Vocalist Grace Slick joined the Airplane in 1967, bringing with her the hits “Somebody to Love” and “White Rabbit” that helped define the “Summer of Love” and the new, psychedelic experience unalterably tied to San Francisco’s Haight-Ashbury district.
Jefferson Airplane disbanded in 1972, leaving in its wake a string of songs such as “It’s No Secret,” “My Best Friend,” “Come Back to Me,” and “Volunteers,” which was featured in the Oscar-winning film “Forrest Gump,” and the PBS documentary “Baseball.”
Band members drifted to other projects and other bands, often reconnecting over the years. In 1974, Kantner, Balin and Slick formed the nucleus of Jefferson Starship in its first incarnation, which also included bassist Pete Sears, drummer John Barbata and lead guitarist Craig Chaquico.
During the next two decades, membership in the band was fluid, with individual members departing for solo projects and sometimes rejoining the group. Starship’s breakthrough album, “Red Octopus,” came in 1975, and featured the hit single “Miracles.” The album took the group to the top of Billboard’s album chart four separate times that year.
The band now includes Airplane founders Kantner, Balin and bassist Jack Casady, and often features guest appearances by other Airplane alumni, including Slick and Airplane original lead vocalist Signe Anderson.
Their appearance this summer is part of a summer tour commemorating the 35th anniversary of Jefferson Airplane.
To many American listeners, Inner Circle is known mainly for two songs: “Bad Boys” — the gritty outlaw anthem that became the theme song for the television show “Cops” — and the upbeat dance number “Sweat (A LaLaLaLa Long).”
But the Jamaica-based quintet has made its name over a 25-year period that has seen it become one of the most popular and influential reggae groups around. It won the 1993 Grammy for best reggae album with the LP “Bad Boys” and followed that up with the 1994 album “Reggae Dancer,” which sold 7 million copies and earned the group another Grammy nomination.
Inner Circle’s brand of pop-oriented Jamaican beats has made the group one of the most accessible of the reggae genre, attracting a large crossover audience.
A charismatic reggae artist, Andrew Tosh bears an uncanny resemblance to his father, reggae legend Peter Tosh, both in appearance and performance. He began touring in 1988 and has completed many tours in the United States, Europe, Africa and South America since then. In 1989, Andrew Tosh and The Soul Syndicate Band earned a Grammy nomination for its album “Make Place for the Youth.”
Beat Roots, a local Hancock County band, has attracted a diverse and growing audience since it formed in 1995. The band’s self-described “world gypsy rock” blends a mix of various folk and world music with its roots of rock, jazz and funk.
The quartet offers original compositions countered by reworkings of traditional international folk tunes, and new renditions of select covers ranging from 1,000-year-old Celtic melodies to driving African percussion riffs and modern rock and roll rhythms.

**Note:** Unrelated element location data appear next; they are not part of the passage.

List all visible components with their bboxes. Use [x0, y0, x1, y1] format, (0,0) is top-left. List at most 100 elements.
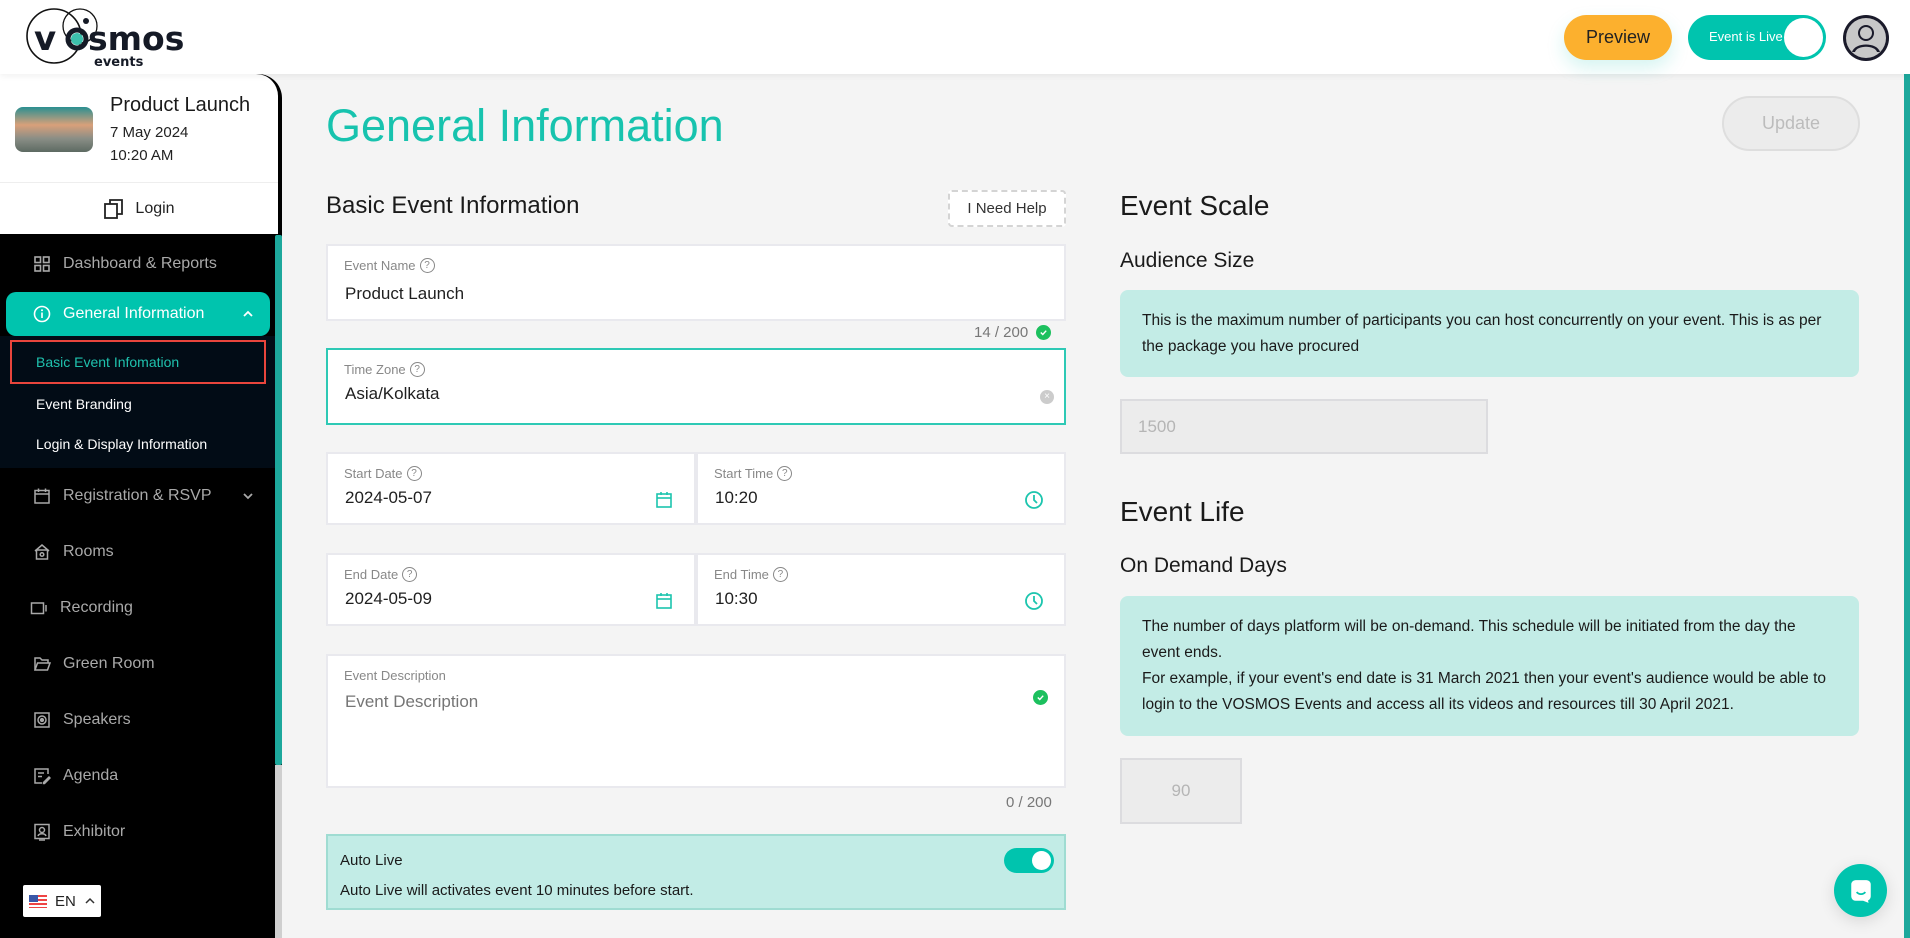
end-date-label: End Date? — [344, 567, 418, 582]
on-demand-info-box: The number of days platform will be on-d… — [1120, 596, 1859, 736]
clock-icon[interactable] — [1024, 591, 1044, 611]
start-time-label-text: Start Time — [714, 466, 774, 481]
auto-live-title: Auto Live — [340, 852, 403, 869]
end-date-label-text: End Date — [344, 567, 399, 582]
timezone-field[interactable]: Time Zone? × — [326, 348, 1066, 425]
event-thumbnail — [15, 107, 93, 152]
event-name-label: Event Name? — [344, 258, 435, 273]
sidebar-nav: Dashboard & Reports General Information … — [0, 236, 276, 860]
calendar-icon — [33, 487, 51, 505]
sidebar-item-label: Rooms — [63, 543, 114, 560]
event-description-textarea[interactable] — [345, 692, 1008, 772]
calendar-icon[interactable] — [654, 490, 674, 510]
start-date-input[interactable] — [345, 488, 602, 508]
audience-info-box: This is the maximum number of participan… — [1120, 290, 1859, 377]
id-badge-icon — [33, 823, 51, 841]
preview-button[interactable]: Preview — [1564, 15, 1672, 60]
sidebar-item-agenda[interactable]: Agenda — [0, 748, 276, 804]
timezone-input[interactable] — [345, 384, 934, 404]
section-title-basic: Basic Event Information — [326, 192, 580, 219]
end-time-field[interactable]: End Time? — [696, 553, 1066, 626]
description-counter: 0 / 200 — [1006, 794, 1052, 811]
sidebar-item-label: Exhibitor — [63, 823, 126, 840]
auto-live-toggle[interactable] — [1004, 848, 1054, 873]
start-time-input[interactable] — [715, 488, 972, 508]
help-question-icon[interactable]: ? — [777, 466, 793, 481]
sidebar-scrollbar-thumb[interactable] — [275, 235, 282, 765]
sidebar-item-label: Speakers — [63, 711, 131, 728]
event-scale-title: Event Scale — [1120, 190, 1270, 221]
clock-icon[interactable] — [1024, 490, 1044, 510]
audience-info-text: This is the maximum number of participan… — [1142, 312, 1822, 355]
sidebar-item-registration[interactable]: Registration & RSVP — [0, 468, 276, 524]
event-description-field[interactable]: Event Description — [326, 654, 1066, 788]
update-button[interactable]: Update — [1722, 96, 1860, 151]
user-avatar[interactable] — [1843, 15, 1889, 61]
check-circle-icon — [1033, 690, 1048, 705]
grid-icon — [33, 255, 51, 273]
start-time-field[interactable]: Start Time? — [696, 452, 1066, 525]
sidebar-item-dashboard[interactable]: Dashboard & Reports — [0, 236, 276, 292]
event-title: Product Launch — [110, 94, 251, 116]
sidebar-item-green-room[interactable]: Green Room — [0, 636, 276, 692]
help-question-icon[interactable]: ? — [772, 567, 788, 582]
page-scrollbar[interactable] — [1904, 74, 1910, 938]
login-link[interactable]: Login — [0, 182, 278, 234]
sidebar-item-speakers[interactable]: Speakers — [0, 692, 276, 748]
event-name-label-text: Event Name — [344, 258, 416, 273]
toggle-knob — [1784, 18, 1823, 57]
on-demand-info-line1: The number of days platform will be on-d… — [1142, 618, 1796, 661]
info-circle-icon — [33, 305, 51, 323]
sidebar-scrollbar-track[interactable] — [275, 765, 282, 938]
chevron-up-icon — [243, 310, 253, 317]
language-code: EN — [55, 892, 76, 910]
event-time: 10:20 AM — [110, 147, 174, 164]
audience-size-title: Audience Size — [1120, 249, 1255, 272]
vosmos-logo[interactable]: v smos events — [22, 6, 197, 70]
end-time-input[interactable] — [715, 589, 972, 609]
event-live-label: Event is Live — [1709, 29, 1783, 44]
subitem-event-branding[interactable]: Event Branding — [0, 384, 276, 424]
help-question-icon[interactable]: ? — [406, 466, 422, 481]
event-name-input[interactable] — [345, 284, 934, 304]
start-time-label: Start Time? — [714, 466, 793, 481]
help-question-icon[interactable]: ? — [409, 362, 425, 377]
chat-icon — [1850, 879, 1871, 903]
calendar-icon[interactable] — [654, 591, 674, 611]
sidebar-item-exhibitor[interactable]: Exhibitor — [0, 804, 276, 860]
language-selector[interactable]: EN — [23, 885, 101, 917]
general-information-submenu: Basic Event Infomation Event Branding Lo… — [0, 336, 276, 468]
end-date-input[interactable] — [345, 589, 602, 609]
timezone-label-text: Time Zone — [344, 362, 406, 377]
auto-live-panel: Auto Live Auto Live will activates event… — [326, 834, 1066, 910]
need-help-button[interactable]: I Need Help — [948, 190, 1066, 227]
sidebar-item-label: Dashboard & Reports — [63, 255, 217, 272]
sidebar: Product Launch 7 May 2024 10:20 AM Login… — [0, 74, 282, 938]
sidebar-item-rooms[interactable]: Rooms — [0, 524, 276, 580]
event-name-field[interactable]: Event Name? — [326, 244, 1066, 321]
help-question-icon[interactable]: ? — [419, 258, 435, 273]
sidebar-item-general-information[interactable]: General Information — [6, 292, 270, 336]
sidebar-item-label: General Information — [63, 305, 205, 322]
subitem-basic-event-information[interactable]: Basic Event Infomation — [10, 340, 266, 384]
sidebar-item-label: Registration & RSVP — [63, 487, 212, 504]
svg-text:events: events — [94, 55, 144, 68]
end-date-field[interactable]: End Date? — [326, 553, 696, 626]
chat-support-button[interactable] — [1834, 864, 1887, 917]
edit-list-icon — [33, 767, 51, 785]
folder-open-icon — [33, 655, 51, 673]
user-icon — [1846, 18, 1886, 58]
home-icon — [33, 543, 51, 561]
chevron-up-icon — [85, 897, 95, 904]
sidebar-item-recording[interactable]: Recording — [0, 580, 276, 636]
audience-size-input — [1120, 399, 1488, 454]
subitem-login-display-information[interactable]: Login & Display Information — [0, 424, 276, 464]
on-demand-days-input — [1120, 758, 1242, 824]
login-label: Login — [135, 199, 175, 217]
start-date-field[interactable]: Start Date? — [326, 452, 696, 525]
event-card: Product Launch 7 May 2024 10:20 AM Login — [0, 74, 278, 234]
clear-icon[interactable]: × — [1040, 390, 1054, 404]
svg-text:smos: smos — [88, 19, 184, 58]
help-question-icon[interactable]: ? — [402, 567, 418, 582]
event-live-toggle[interactable]: Event is Live — [1688, 15, 1826, 60]
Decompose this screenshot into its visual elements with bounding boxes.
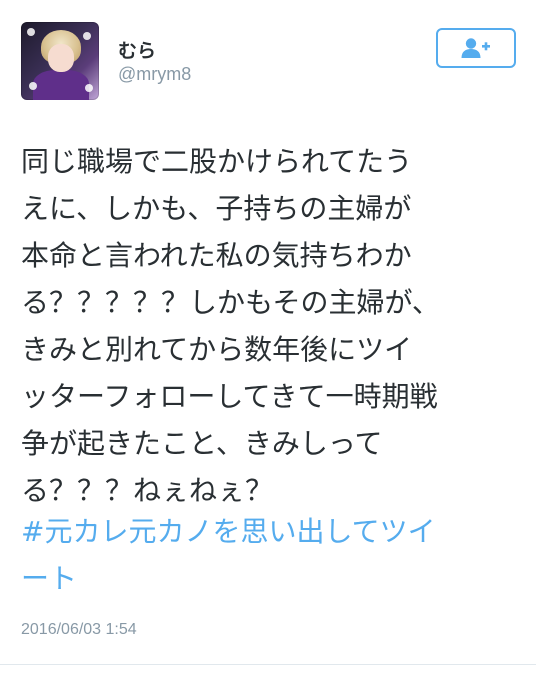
avatar-body-shape (33, 70, 89, 100)
tweet-text-line: 争が起きたこと、きみしって (21, 427, 383, 460)
avatar-face-shape (48, 44, 74, 72)
hashtag-link[interactable]: #元カレ元カノを思い出してツイ ート (21, 508, 521, 602)
screen-name[interactable]: @mrym8 (118, 64, 191, 85)
follow-user-icon (461, 38, 490, 58)
tweet-card: むら @mrym8 同じ職場で二股かけられてたう えに、しかも、子持ちの主婦が … (0, 0, 536, 680)
avatar-sparkle (27, 28, 35, 36)
avatar-sparkle (83, 32, 91, 40)
avatar-sparkle (29, 82, 37, 90)
divider (0, 664, 536, 665)
tweet-text: 同じ職場で二股かけられてたう えに、しかも、子持ちの主婦が 本命と言われた私の気… (21, 138, 521, 514)
tweet-text-line: 本命と言われた私の気持ちわか (21, 239, 412, 272)
avatar-sparkle (85, 84, 93, 92)
display-name[interactable]: むら (118, 36, 156, 63)
tweet-timestamp[interactable]: 2016/06/03 1:54 (21, 621, 137, 639)
hashtag-line: #元カレ元カノを思い出してツイ (21, 515, 436, 548)
tweet-text-line: えに、しかも、子持ちの主婦が (21, 192, 412, 225)
tweet-text-line: る？？？？？しかもその主婦が、 (21, 286, 440, 319)
avatar[interactable] (21, 22, 99, 100)
tweet-text-line: きみと別れてから数年後にツイ (21, 333, 413, 366)
follow-button[interactable] (436, 28, 516, 68)
tweet-text-line: 同じ職場で二股かけられてたう (21, 145, 413, 178)
tweet-text-line: ッターフォローしてきて一時期戦 (21, 380, 438, 413)
hashtag-line: ート (21, 562, 78, 595)
tweet-text-line: る？？？ねぇねぇ？ (21, 474, 274, 507)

The band has been a favorite at the Grand Auditorium in Ellsworth, at the WERU Full Circle Fair and at the Common Ground Fair, and also appeared at the Great Went with Phish. The band has toured extensively throughout the Northeast and has released three CDs on its own HUGE Records label.
Advance tickets at $15 went on sale last weekend in Bar Harbor at The Bridge, The Music Bar, Hemporium and Burwaldo’s; in Ellsworth, Stonington and Bangor at The Grasshopper Shop; in Blue Hill at the Blue Hill Food Co-op; and in Southwest Harbor at Island Music. Tickets also will be available at Bull Moose Record Stores. Tickets will be $20 the day of the event.